Sumber: Reuters | Editor: Handoyo
KONTAN.CO.ID - JAKARTA. Pemerintahan Presiden Donald Trump telah mengambil langkah drastis untuk menekan lonjakan harga telur akibat wabah flu burung yang menghancurkan industri unggas.
Salah satu kebijakan utamanya adalah hampir menggandakan impor telur dari Brasil, yang sebelumnya hanya digunakan untuk pakan hewan peliharaan, serta mempertimbangkan pelonggaran regulasi terkait penggunaan telur dari ayam pedaging untuk konsumsi manusia.
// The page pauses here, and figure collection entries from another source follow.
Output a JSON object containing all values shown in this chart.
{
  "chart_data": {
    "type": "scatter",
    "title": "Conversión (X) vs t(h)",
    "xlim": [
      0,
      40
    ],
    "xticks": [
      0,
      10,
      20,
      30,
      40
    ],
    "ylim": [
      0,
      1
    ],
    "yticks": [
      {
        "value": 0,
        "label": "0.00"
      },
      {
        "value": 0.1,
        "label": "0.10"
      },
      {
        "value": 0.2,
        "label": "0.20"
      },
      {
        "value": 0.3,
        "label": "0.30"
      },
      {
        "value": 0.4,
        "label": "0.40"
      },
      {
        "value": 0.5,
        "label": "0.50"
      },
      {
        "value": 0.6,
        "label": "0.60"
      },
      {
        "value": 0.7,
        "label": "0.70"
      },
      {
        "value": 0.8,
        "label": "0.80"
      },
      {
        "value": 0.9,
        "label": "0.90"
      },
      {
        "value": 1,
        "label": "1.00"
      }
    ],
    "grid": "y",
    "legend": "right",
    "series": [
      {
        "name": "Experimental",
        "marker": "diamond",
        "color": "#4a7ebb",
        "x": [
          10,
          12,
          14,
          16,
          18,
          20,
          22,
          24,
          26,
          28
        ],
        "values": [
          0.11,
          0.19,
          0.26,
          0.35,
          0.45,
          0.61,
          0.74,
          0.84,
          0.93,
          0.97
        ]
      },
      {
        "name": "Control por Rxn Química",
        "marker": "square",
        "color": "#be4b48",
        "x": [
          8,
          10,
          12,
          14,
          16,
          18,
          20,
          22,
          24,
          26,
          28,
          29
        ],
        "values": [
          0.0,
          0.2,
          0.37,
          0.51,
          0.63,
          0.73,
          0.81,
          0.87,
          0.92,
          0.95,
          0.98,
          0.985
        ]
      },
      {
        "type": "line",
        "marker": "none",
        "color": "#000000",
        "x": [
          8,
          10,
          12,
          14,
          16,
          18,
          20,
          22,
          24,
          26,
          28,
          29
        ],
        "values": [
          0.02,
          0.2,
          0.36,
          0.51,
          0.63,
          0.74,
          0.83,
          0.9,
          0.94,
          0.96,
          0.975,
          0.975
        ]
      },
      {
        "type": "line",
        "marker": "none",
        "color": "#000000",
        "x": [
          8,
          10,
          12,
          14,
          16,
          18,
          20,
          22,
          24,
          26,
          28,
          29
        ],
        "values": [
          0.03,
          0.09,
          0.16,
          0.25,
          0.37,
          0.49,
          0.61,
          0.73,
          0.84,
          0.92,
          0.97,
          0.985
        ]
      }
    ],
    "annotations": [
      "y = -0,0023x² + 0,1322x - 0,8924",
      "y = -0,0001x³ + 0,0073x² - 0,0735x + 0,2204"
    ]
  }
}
Lonjakan Harga Telur dan Dampak Flu Burung
Sejak awal 2022, flu burung telah memusnahkan hampir 170 juta unggas, termasuk ayam dan kalkun, menyebabkan kelangkaan telur yang signifikan. Harga grosir telur melonjak 53,6% pada Februari sebelum sedikit menurun pada Maret. Dampaknya terasa luas, dari rak-rak supermarket yang kosong hingga kenaikan harga di restoran.
Pemerintah Trump mengumumkan rencana senilai US$1 miliar untuk menekan harga telur. Rencana ini mencakup upaya pencegahan penyebaran virus di peternakan, penelitian vaksin, serta peningkatan impor telur dari negara-negara seperti Turki, Brasil, dan Korea Selatan.
Baca Juga: AS Melaporkan Wabah Flu Burung H7N9 yang Mematikan untuk Pertama Kalinya Sejak 2017
Selain itu, pemerintahan Trump juga meminta negara-negara Eropa untuk meningkatkan ekspor telur ke AS.
Impor Telur dari Brasil dan Pertimbangan Regulasi Baru
Pada Januari, pemerintahan Trump mengizinkan impor telur dari Brasil untuk digunakan dalam makanan olahan, seperti campuran kue, es krim, dan saus salad. Sebelumnya, telur Brasil hanya digunakan untuk pakan hewan.
Sementara itu, Administrasi Makanan dan Obat-obatan AS (FDA) sedang meninjau petisi dari National Chicken Council yang mengusulkan penggunaan telur dari ayam pedaging untuk konsumsi manusia.
Saat ini, sekitar 360 juta telur ayam pedaging dibuang setiap tahunnya karena tidak memenuhi standar penetasan. Sebagian kecil digunakan untuk pembuatan vaksin dan keperluan lain, tetapi mayoritas dihancurkan.
Tantangan Keamanan Pangan
FDA sebelumnya menolak permintaan serupa pada 2023 dengan alasan risiko kontaminasi salmonella. Regulasi saat ini mewajibkan telur disimpan pada suhu 7 derajat Celsius dalam waktu 36 jam setelah bertelur. Namun, peternakan ayam pedaging umumnya menyimpan telur pada suhu sekitar 18 derajat Celsius dan tidak memiliki fasilitas pendinginan yang memadai.
Meski industri ayam berargumen bahwa telur tersebut akan dipasteurisasi sebelum digunakan, para ahli keamanan pangan memperingatkan bahwa penyimpanan yang tidak memadai dapat meningkatkan jumlah patogen ke tingkat yang tidak dapat sepenuhnya dieliminasi oleh proses pasteurisasi.
Susan Mayne, mantan direktur FDA Center for Food Safety and Applied Nutrition, menyatakan bahwa ada potensi peningkatan risiko penyakit bawaan makanan akibat kebijakan ini.
Baca Juga: Ada Gangguan Pasokan Akibat Flu Burung, Turki Bakal Ekspor 15.000 Ton Telur ke AS
Kebijakan Kesejahteraan Hewan Ditangguhkan
Sebagai respons terhadap kelangkaan telur dan harga yang melonjak, beberapa negara bagian AS menunda atau mempertimbangkan untuk mencabut kebijakan kesejahteraan hewan yang mewajibkan telur berasal dari ayam yang dipelihara di kandang bebas.
Nevada menangguhkan undang-undang 2021 yang mewajibkan semua telur yang dijual berasal dari ayam bebas kandang, sementara Arizona sedang mempertimbangkan pencabutan aturan serupa.
Patrick Bray, wakil presiden eksekutif Arizona Farm and Ranch Group, menyatakan bahwa krisis ini telah mengubah perspektif konsumen. "Beberapa tahun lalu, konsumen menuntut produk dari ayam bebas kandang. Sekarang, mereka mulai menyadari dampaknya ketika kita kehilangan ratusan juta unggas dan harga telur meroket."